Listen, I don't know. It's all theory. If I knew what I was talking about, I would be running the studio. That's why they keep changing the heads of the studios: Nobody knows. Nobody knows. But I'm sure it has affected the quality of movies. Being sensitive to the problem of women is just another symptom of the quality of movies: I don't think you can do anything that's very sensitive. Everything's sort of broad strokes and big gestures--adventure things that boys, guys--want to see.
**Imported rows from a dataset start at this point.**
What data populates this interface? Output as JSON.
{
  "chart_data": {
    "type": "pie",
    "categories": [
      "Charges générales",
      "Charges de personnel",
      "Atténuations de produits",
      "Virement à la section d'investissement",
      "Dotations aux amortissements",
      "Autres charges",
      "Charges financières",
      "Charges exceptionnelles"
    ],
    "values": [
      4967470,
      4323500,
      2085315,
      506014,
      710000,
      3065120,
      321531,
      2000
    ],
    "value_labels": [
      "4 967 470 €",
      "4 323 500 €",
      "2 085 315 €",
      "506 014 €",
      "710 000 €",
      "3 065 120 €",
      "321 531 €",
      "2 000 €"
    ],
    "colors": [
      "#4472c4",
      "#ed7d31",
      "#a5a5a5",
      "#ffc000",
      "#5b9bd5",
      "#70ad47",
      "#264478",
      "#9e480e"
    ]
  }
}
The business is in a funny position these days. They gear everything to those target audiences that make money. Things look more and more like TV and the quality becomes different. People aren't so interested in seeing movies about women's problems.
I would love to do a great part for a woman, like the role Anjelica Huston had in The Grifters (1990). There are 60 million people on this block, alone, who would love to do those kind of parts, too. It's a tough, competitive business out there; keep hanging in, that's the thing.